C’était moins central avec son personnage. Mais je veux dire qu’Olivia est une grande actrice, que j’estime énormément. Il m’est déjà arrivé de prendre l’Eurostar juste pour la voir sur scène à Londres. Je n’ai pas eu grand-chose à faire pour la convaincre d’accepter ce rôle parce qu’elle est Anglaise et comme pour tous les Anglais, Anthony Hopkins est pour elle une légende absolue.

Lorsque vous écrivez, partez-vous d’abord des personnages ou plutôt des idées ?

En général, je pars plutôt des acteurs.
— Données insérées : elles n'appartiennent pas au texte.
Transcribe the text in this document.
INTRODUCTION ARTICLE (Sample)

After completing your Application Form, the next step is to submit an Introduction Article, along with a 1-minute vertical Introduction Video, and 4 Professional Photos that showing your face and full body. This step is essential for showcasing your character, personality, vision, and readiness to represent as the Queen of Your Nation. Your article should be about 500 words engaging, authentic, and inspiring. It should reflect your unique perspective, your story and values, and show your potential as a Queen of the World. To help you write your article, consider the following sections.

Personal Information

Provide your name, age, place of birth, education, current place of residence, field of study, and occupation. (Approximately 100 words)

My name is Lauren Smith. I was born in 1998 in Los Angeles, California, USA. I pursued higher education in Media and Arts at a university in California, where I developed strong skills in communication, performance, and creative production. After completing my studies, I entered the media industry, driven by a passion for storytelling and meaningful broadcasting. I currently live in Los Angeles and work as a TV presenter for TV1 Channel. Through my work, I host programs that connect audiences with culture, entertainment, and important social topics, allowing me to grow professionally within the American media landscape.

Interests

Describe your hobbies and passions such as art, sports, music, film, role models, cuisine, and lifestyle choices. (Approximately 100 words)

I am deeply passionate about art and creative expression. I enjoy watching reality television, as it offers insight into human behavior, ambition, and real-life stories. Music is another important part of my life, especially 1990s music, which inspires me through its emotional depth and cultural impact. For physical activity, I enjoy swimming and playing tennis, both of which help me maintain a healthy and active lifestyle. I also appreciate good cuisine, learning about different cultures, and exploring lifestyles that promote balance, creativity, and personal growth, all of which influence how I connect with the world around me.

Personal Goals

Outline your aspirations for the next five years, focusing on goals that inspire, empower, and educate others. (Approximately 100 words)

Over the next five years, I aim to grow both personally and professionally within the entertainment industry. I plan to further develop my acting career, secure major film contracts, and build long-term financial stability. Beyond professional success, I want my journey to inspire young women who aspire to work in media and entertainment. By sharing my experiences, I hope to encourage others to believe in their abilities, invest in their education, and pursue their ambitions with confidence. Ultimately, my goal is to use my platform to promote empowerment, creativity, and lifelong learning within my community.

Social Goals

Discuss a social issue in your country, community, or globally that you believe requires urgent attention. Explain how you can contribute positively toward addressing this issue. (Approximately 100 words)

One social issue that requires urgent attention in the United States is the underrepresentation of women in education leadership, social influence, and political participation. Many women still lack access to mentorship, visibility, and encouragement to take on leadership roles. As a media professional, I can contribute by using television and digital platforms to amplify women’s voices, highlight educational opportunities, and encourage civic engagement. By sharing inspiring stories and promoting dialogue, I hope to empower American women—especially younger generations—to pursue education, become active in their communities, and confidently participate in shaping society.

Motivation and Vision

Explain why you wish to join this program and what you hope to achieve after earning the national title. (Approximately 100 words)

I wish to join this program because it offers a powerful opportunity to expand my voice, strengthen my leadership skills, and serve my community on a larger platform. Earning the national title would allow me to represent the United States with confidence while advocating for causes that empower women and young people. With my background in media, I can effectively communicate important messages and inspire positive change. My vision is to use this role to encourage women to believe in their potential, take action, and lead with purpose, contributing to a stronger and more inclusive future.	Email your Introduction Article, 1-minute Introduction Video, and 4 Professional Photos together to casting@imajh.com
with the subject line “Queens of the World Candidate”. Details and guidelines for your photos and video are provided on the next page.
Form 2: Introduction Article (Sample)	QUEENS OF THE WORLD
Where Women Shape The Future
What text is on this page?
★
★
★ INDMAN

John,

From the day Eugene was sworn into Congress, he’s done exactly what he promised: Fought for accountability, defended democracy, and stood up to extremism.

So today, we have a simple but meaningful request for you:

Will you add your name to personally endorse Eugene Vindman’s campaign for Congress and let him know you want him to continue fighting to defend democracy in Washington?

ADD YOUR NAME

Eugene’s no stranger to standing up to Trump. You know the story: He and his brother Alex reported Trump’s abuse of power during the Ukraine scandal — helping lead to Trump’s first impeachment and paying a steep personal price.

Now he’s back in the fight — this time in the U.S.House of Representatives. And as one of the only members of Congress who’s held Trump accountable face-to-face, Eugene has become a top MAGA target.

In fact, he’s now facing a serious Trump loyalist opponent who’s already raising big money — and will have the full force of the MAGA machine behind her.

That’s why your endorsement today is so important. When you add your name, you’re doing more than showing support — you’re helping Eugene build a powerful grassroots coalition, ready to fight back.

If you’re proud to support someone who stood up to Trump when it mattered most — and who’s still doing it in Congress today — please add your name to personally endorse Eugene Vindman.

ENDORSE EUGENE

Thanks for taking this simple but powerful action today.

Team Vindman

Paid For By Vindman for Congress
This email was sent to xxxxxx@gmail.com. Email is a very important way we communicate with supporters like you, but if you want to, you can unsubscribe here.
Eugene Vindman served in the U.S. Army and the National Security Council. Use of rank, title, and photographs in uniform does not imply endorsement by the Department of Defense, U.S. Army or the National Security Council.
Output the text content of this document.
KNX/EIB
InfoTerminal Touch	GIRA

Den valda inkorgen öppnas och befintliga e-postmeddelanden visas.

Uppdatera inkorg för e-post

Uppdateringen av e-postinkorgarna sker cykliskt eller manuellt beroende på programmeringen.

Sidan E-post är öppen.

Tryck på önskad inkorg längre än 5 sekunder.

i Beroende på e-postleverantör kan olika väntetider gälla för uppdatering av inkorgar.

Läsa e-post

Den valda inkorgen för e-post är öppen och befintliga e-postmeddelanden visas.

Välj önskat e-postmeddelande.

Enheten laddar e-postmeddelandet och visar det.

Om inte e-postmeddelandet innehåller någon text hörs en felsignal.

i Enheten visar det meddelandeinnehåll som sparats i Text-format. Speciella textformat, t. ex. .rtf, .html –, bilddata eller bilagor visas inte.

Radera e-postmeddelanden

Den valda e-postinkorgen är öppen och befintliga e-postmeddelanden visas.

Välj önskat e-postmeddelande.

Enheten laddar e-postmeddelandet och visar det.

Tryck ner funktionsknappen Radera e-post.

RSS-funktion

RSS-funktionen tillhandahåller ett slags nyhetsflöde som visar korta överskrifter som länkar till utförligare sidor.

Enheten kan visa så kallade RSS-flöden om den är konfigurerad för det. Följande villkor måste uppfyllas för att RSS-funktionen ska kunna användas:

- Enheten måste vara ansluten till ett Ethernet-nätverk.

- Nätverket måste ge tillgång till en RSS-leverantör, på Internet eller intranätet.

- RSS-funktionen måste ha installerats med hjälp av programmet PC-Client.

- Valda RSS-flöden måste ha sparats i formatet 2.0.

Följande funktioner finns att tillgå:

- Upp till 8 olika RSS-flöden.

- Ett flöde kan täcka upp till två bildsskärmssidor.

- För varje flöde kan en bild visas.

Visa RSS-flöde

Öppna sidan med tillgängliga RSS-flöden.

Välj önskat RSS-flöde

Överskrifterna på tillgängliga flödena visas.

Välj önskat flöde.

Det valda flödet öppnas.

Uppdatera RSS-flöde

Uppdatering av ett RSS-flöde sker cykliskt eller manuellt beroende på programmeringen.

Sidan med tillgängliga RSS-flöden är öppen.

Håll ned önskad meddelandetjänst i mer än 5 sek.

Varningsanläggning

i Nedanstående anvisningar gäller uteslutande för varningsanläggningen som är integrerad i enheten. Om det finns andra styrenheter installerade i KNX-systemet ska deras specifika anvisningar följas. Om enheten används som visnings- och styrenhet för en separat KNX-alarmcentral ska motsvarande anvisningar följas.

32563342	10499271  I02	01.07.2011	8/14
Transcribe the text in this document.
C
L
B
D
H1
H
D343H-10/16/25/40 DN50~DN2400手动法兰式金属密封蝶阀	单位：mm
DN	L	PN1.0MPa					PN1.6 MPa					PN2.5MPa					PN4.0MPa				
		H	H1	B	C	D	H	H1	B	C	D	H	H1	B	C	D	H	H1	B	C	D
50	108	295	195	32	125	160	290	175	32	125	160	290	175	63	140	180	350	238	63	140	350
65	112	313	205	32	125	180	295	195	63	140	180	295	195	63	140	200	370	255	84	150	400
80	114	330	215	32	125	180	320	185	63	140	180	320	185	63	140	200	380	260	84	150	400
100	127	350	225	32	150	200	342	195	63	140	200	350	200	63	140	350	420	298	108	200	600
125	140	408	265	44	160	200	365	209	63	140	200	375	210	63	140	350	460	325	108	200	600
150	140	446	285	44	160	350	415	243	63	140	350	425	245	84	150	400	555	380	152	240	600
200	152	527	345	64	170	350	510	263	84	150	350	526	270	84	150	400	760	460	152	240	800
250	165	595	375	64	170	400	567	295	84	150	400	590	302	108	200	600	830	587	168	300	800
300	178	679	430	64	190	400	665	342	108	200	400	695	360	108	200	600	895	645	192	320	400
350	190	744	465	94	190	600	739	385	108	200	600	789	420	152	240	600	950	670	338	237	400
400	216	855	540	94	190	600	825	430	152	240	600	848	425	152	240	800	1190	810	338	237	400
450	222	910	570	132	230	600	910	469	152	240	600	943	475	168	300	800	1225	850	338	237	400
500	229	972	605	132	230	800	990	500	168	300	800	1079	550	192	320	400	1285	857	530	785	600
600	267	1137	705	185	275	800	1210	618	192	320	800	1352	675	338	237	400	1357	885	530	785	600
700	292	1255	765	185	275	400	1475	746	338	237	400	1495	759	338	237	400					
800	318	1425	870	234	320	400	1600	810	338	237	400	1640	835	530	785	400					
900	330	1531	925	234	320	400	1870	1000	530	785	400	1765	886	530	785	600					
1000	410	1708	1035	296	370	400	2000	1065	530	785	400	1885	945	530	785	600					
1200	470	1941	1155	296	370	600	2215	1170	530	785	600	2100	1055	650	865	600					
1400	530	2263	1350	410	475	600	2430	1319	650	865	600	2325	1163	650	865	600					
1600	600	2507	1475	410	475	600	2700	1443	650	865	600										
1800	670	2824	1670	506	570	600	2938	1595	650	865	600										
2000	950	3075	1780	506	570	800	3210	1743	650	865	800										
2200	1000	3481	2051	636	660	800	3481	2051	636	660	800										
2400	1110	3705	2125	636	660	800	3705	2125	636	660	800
C’est comme un acte d’amour d’écrire en pensant à un acteur, en espérant qu’il le jouera. En revanche, je n’ai pas écrit en pensant à Olivia Colman, elle est venue après dans mon processus. C’était pourtant important, car ce n’est pas juste l’histoire d’un homme qui perd ses repères, c’est aussi l’histoire de sa fille, de sa fille aimante, qui tente de trouver sa place dans ce cheminement douloureux, vous savez ce moment singulier où l’on devient le parent de ses propres parents. Et il n’y a pas de bonnes réponses.

Qu’êtes-vous allé chercher chez Olivia Colman ?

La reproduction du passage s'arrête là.